Australian collection of microorganisms

In 2000, the ICCC-9 took place in Brisbane under the leadership of then President Prof. Lindsay Sly. Prof. Sly was the Director and the Curator of the Australian Collection of Microorganisms (ACM). Unfortunately, the ACM ceased operations in 2009, after serving the Australian scientific community for 39 years. Prof. Sly also led the establishment of the Australian Microbial Resources Information Network5, which later became linked to the Atlas of Living Australia (https://www.ala.org.au/). It is thus imperative that the ACM is revitalised to serve the needs of Australian Microbiologists. With the publication of this article, I would like to invite the Australian Microbiology community for their support towards establishment of a Trust Fund named after Prof. Skerman to ensure long term survival of the ACM and provide a platform for the future establishment of an Australian Biological Resources Centre and full documentation of the unique Australian Microbial Diversity.

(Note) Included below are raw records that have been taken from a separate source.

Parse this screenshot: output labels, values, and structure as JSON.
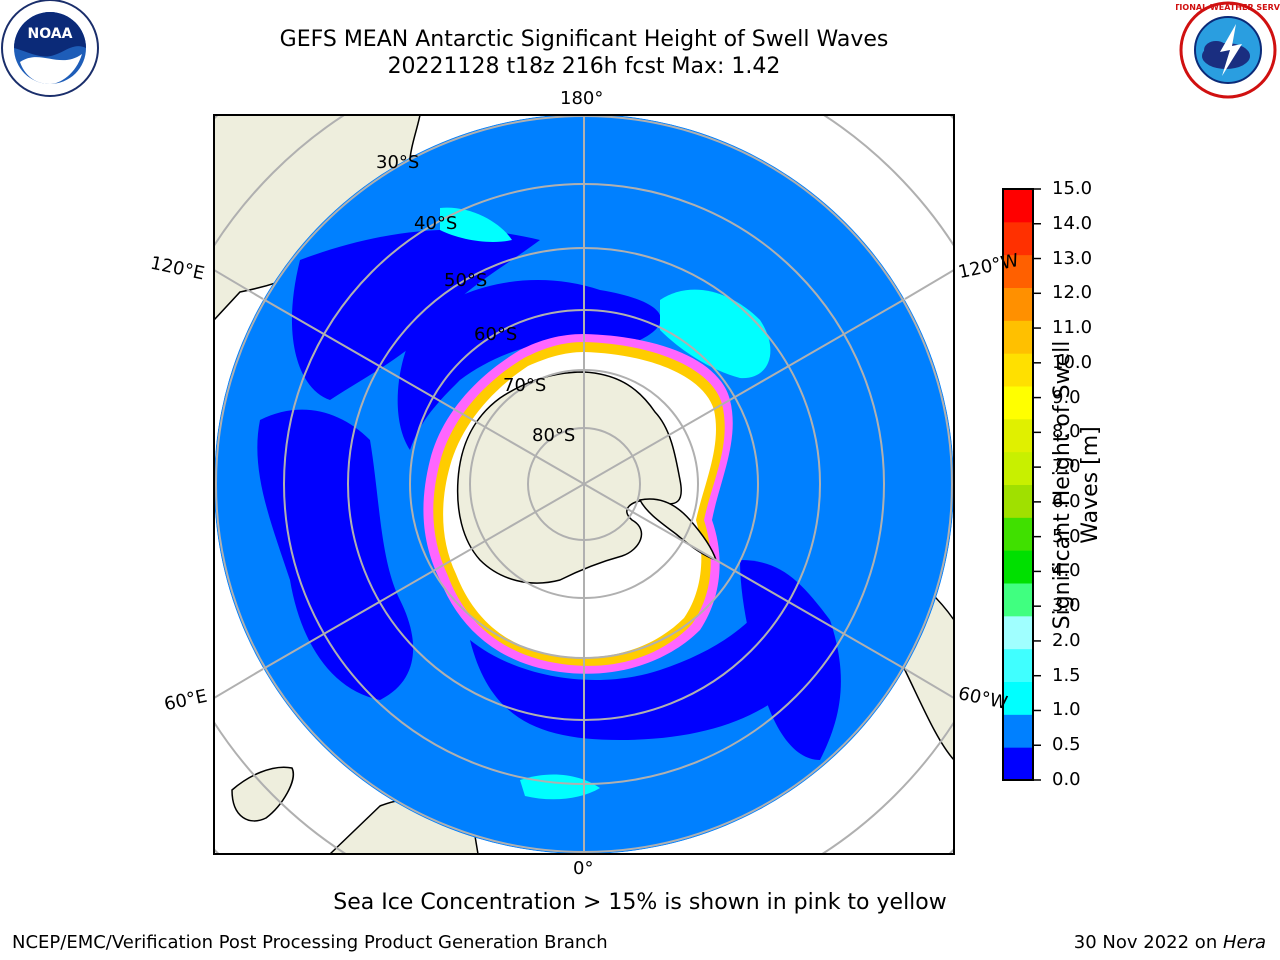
{
  "title_line1": "GEFS MEAN Antarctic Significant Height of Swell Waves",
  "title_line2": "20221128 t18z 216h fcst   Max: 1.42",
  "caption": "Sea Ice Concentration > 15% is shown in pink to yellow",
  "footer_left": "NCEP/EMC/Verification Post Processing Product Generation Branch",
  "footer_right_date": "30 Nov 2022 on ",
  "footer_right_machine": "Hera",
  "logos": {
    "left": {
      "icon": "noaa-logo",
      "text": "NOAA"
    },
    "right": {
      "icon": "nws-logo",
      "text": "NATIONAL WEATHER SERVICE"
    }
  },
  "map": {
    "projection": "south-polar-stereographic",
    "lon_labels": [
      "180°",
      "120°E",
      "120°W",
      "60°E",
      "60°W",
      "0°"
    ],
    "lat_labels": [
      "30°S",
      "40°S",
      "50°S",
      "60°S",
      "70°S",
      "80°S"
    ],
    "colors": {
      "ocean_low": "#0000ff",
      "ocean_mid": "#0080ff",
      "ocean_cyan": "#00ffff",
      "land": "#eeeedd",
      "ice_edge_pink": "#ff66ff",
      "ice_edge_yellow": "#ffcc00",
      "gridline": "#b0b0b0"
    }
  },
  "colorbar": {
    "label": "Significant Height of Swell Waves [m]",
    "ticks": [
      "15.0",
      "14.0",
      "13.0",
      "12.0",
      "11.0",
      "10.0",
      "9.0",
      "8.0",
      "7.0",
      "6.0",
      "5.0",
      "4.0",
      "3.0",
      "2.0",
      "1.5",
      "1.0",
      "0.5",
      "0.0"
    ],
    "colors": [
      "#0000ff",
      "#0080ff",
      "#00ffff",
      "#40ffff",
      "#a0ffff",
      "#40ff80",
      "#00e000",
      "#40e000",
      "#a0e000",
      "#c8f000",
      "#e0f000",
      "#ffff00",
      "#ffe000",
      "#ffc000",
      "#ff9000",
      "#ff6000",
      "#ff3000",
      "#ff0000"
    ]
  }
}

I would like to conclude with Prof. Sly’s words and emphasise again the significance of the ‘recognition of the importance of microorganisms as a source of new frontier opportunities for bioindustries in Australia and the need to strengthen and support culture collections of microorganisms to provide necessary resources to underpin the life sciences and the development of strong and competitive biotechnology’5,6. A special issue dedicated to the ‘Culture Collections’ will be published in the near future by Microbiology Australia to support Australia’s resumption of its role at the national and international level and we look forward to working closely with our members who are associated with culture collections in Australia.